Michelangelo’s father was a Florentine official named Ludovico Buonarroti, with connections to the ruling Medici family; owing to the lowly status of artists at that time, Michelangelo’s family was opposed to his artistic ambitions. However, in 1488, when Michelangelo was 13, his father placed him in the workshop of the Florentine painter Domenico Ghirlandaio, where he probably learnt the art of fresco painting. After about two years, he was studying at the academy of art set up by Lorenzo de’ Medici. There he had an opportunity to converse with the younger Medici, two of whom later became popes (Leo X and Clement VII).

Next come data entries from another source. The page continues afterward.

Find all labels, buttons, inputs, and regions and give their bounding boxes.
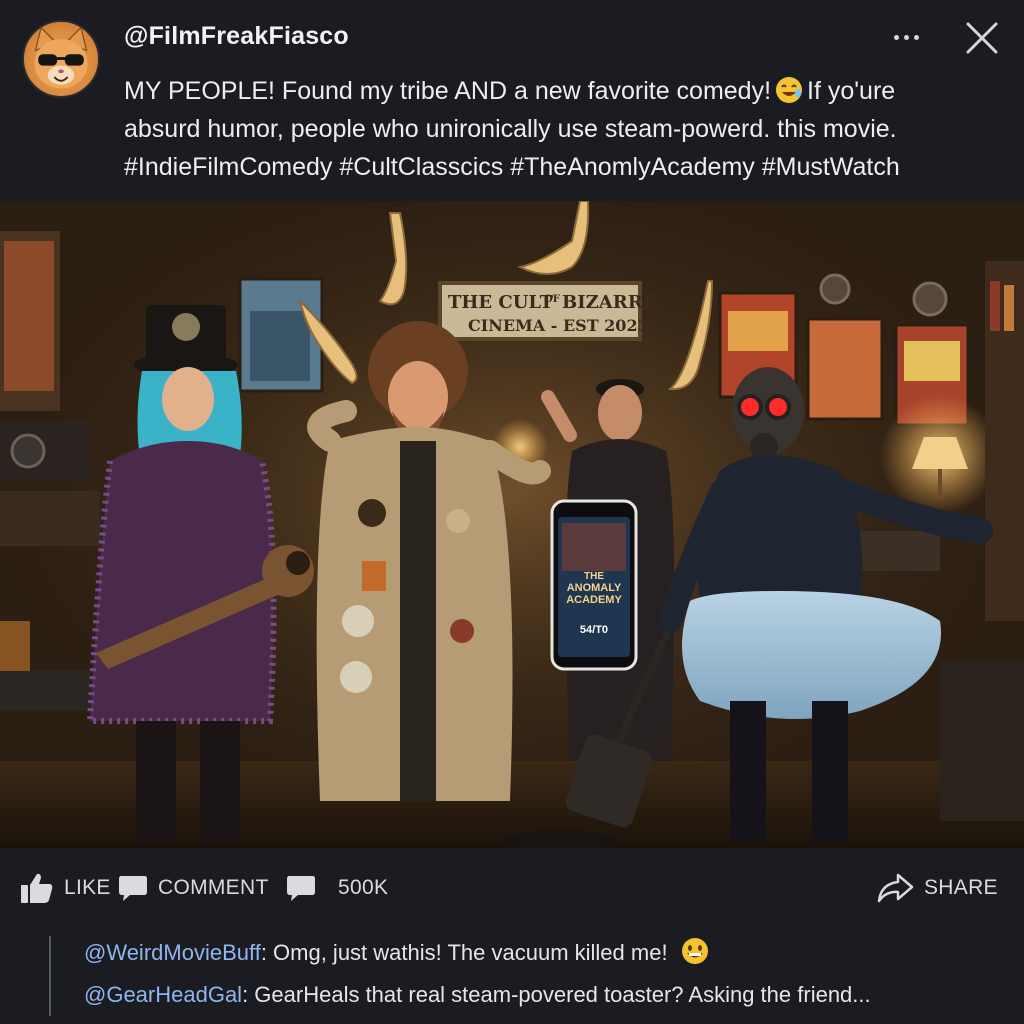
more-dot [913,34,919,40]
post-text-line-1a: MY PEOPLE! Found my tribe AND a new favo… [124,77,772,105]
more-dot [893,34,899,40]
comments-section: @WeirdMovieBuff: Omg, just wathis! The v… [0,930,1024,1024]
phone-title-1: THE [584,571,604,582]
share-label: SHARE [924,876,998,899]
thumbs-up-icon [21,873,53,903]
phone-price: 54/T0 [580,624,608,636]
post-image[interactable]: THE CULT OF BIZARRE CINEMA - EST 2023 TH… [0,201,1024,848]
comment-item: @WeirdMovieBuff: Omg, just wathis! The v… [84,936,713,966]
action-bar: LIKE COMMENT 500K SHARE [0,848,1024,930]
more-options-button[interactable] [884,22,928,52]
post-text-line-2: absurd humor, people who unironically us… [124,115,897,143]
sign-text-1b: BIZARRE [562,292,656,313]
avatar[interactable] [22,20,100,98]
grinning-face-emoji-icon [681,938,708,964]
share-arrow-icon [877,873,914,903]
comment-button[interactable]: COMMENT [118,870,269,906]
comment-label: COMMENT [158,876,269,899]
comment-speech-bubble-icon [119,876,147,901]
more-dot [903,34,909,40]
phone-title-3: ACADEMY [566,594,622,606]
phone-movie-poster: THE ANOMALY ACADEMY 54/T0 [550,499,638,671]
close-icon [966,22,998,54]
comment-author[interactable]: @WeirdMovieBuff [84,940,261,965]
movie-scene-illustration: THE CULT OF BIZARRE CINEMA - EST 2023 TH… [0,201,1024,848]
post-text-line-1b: If yo'ure [807,77,896,105]
cat-avatar-icon [34,26,88,89]
comment-text: : GearHeals that real steam-povered toas… [242,982,871,1007]
comment-count: 500K [338,876,389,899]
comment-item: @GearHeadGal: GearHeals that real steam-… [84,982,871,1008]
count-speech-bubble-icon [287,876,315,901]
post-text-line-1: MY PEOPLE! Found my tribe AND a new favo… [124,72,1004,110]
comment-count-button[interactable]: 500K [286,870,388,906]
sign-text-1: THE CULT [448,292,554,313]
comment-author[interactable]: @GearHeadGal [84,982,242,1007]
comment-thread-line [49,936,51,1016]
laughing-face-emoji-icon [776,77,803,103]
poster-left [4,241,54,391]
share-button[interactable]: SHARE [876,870,998,906]
phone-title-2: ANOMALY [567,582,622,594]
sign-text-of: OF [544,294,560,305]
post-username[interactable]: @FilmFreakFiasco [124,22,349,51]
like-button[interactable]: LIKE [20,870,111,906]
close-button[interactable] [960,18,1004,58]
post-text-line-3[interactable]: #IndieFilmComedy #CultClasscics #TheAnom… [124,148,1004,186]
like-label: LIKE [64,876,111,899]
sign-text-2: CINEMA - EST 2023 [468,316,649,335]
comment-text: : Omg, just wathis! The vacuum killed me… [260,940,668,965]
post-header: @FilmFreakFiasco MY PEOPLE! Found my tri… [0,0,1024,200]
post-body: MY PEOPLE! Found my tribe AND a new favo… [124,72,1004,186]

He also became acquainted with such humanists as Marsilio Ficino and the poet Angelo Poliziano, who were frequent visitors. By the age of about 16, he was working under the sculptor Bertoldo di Giovanni in the sculpture garden of the Palazzo Medici, and for Lorenzo de’ Medici he began at least two relief sculptures, the Battle of the Centaurs (c. 1492, Bargello, Florence) and the Madonna of the Stairs (c. 1492, Casa Buonarroti, Florence).

His patron Lorenzo died in 1492; two years later, Michelangelo fled Florence, when the Medici were temporarily expelled following the rise of the fanatical Dominican friar Savonarola. He settled for a time in Bologna, where in 1494 and 1495 he produced three marble figures for the shrine of St Dominic in the church of San Domenico.